Walter Locatelli, Collegio Probiviri FIASO, già Commissario Alisa Regione Liguria ha chiuso i lavori mettendo in evidenza quanto sia importante informare adeguatamente i cittadini sul valore dei farmaci equivalenti e agire per dare un nuovo volto alla sanità di domani.
“Per fare tutto questo occorre ritrovare una fiducia reciproca tra gli attori, e il primo attore è il cittadino. Sono convinto che la prima riorganizzazione necessaria è sapersi parlare e ciascuno di noi ha un tassello per costruire questa nuova capacità di comunicazione. Per una nuova sanità occorre investire sulla conoscenza, sulla comunicazione e occorre che ognuno, dall’industria alle farmacie, raccolga il meglio di quello che si è fatto in questi due anni di pandemia, per cercare in poco tempo di dare delle risposte. Bisogna utilizzare al meglio le risorse e la qualità e la sicurezza sono il faro di questo utilizzo appropriato”.

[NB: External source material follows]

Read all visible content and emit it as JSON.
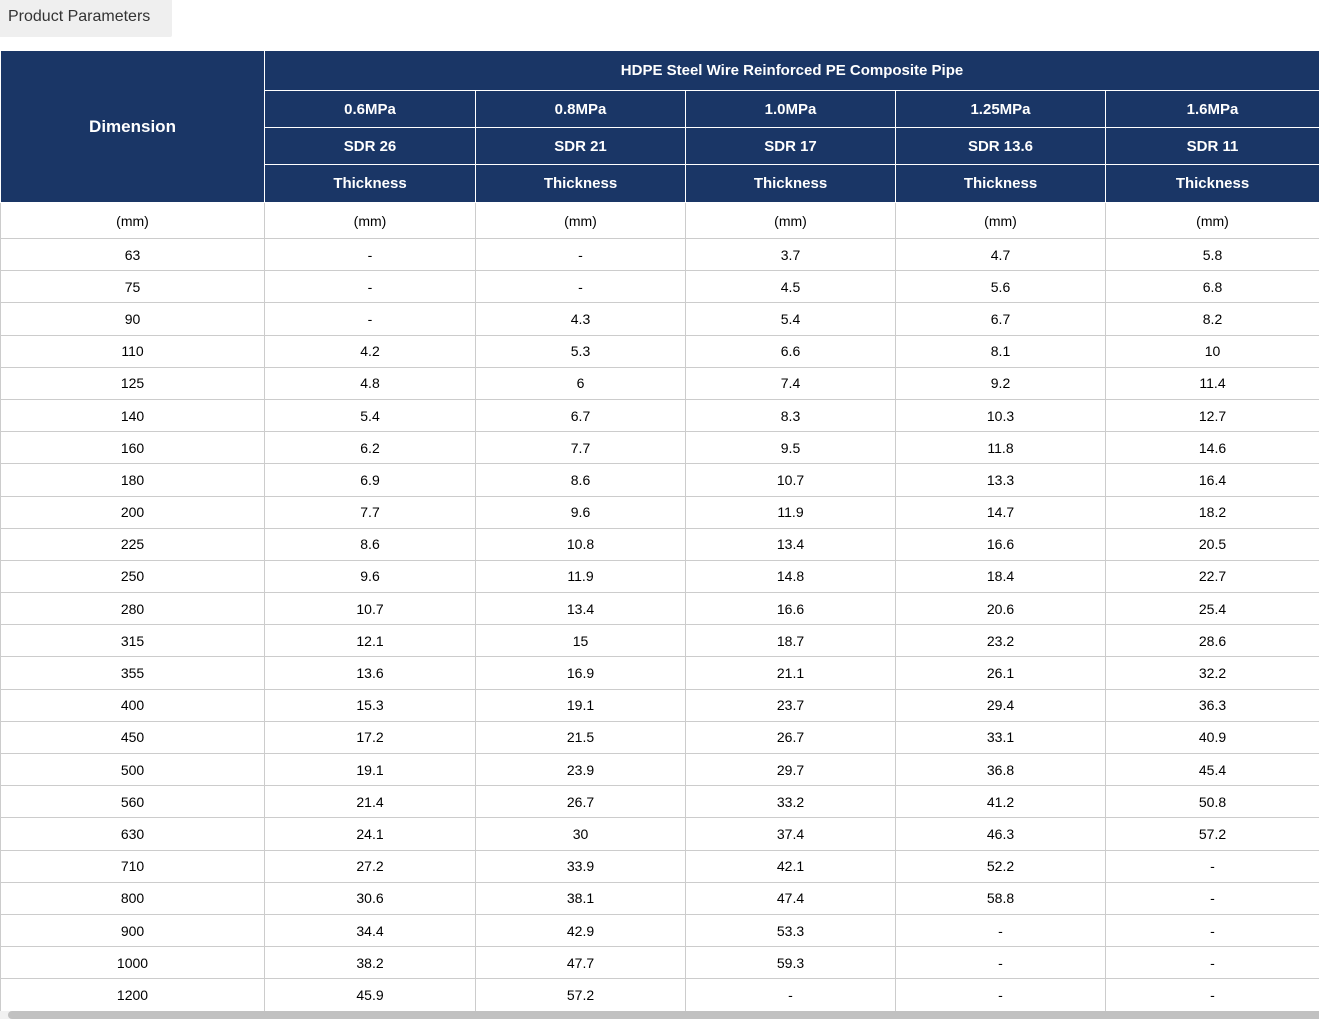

“È interessante l’aspetto sociale del risparmio e della territorialità che creano i farmaci equivalenti, grazie proprio alla farmacia e alla medicina di base. Fino ad oggi in Italia il farmaco equivalente ha dato valore al sistema ma ancora oggi i cittadini italiani pagano un miliardo di euro di tasca propria per curarsi con farmaci originator. Dobbiamo lavorare ulteriormente per avvicinare i cittadini ai farmaci equivalenti” ha sottolineato Umberto Comberiati, Business Unit Head Teva, come riferisce la Dire (www.dire.it).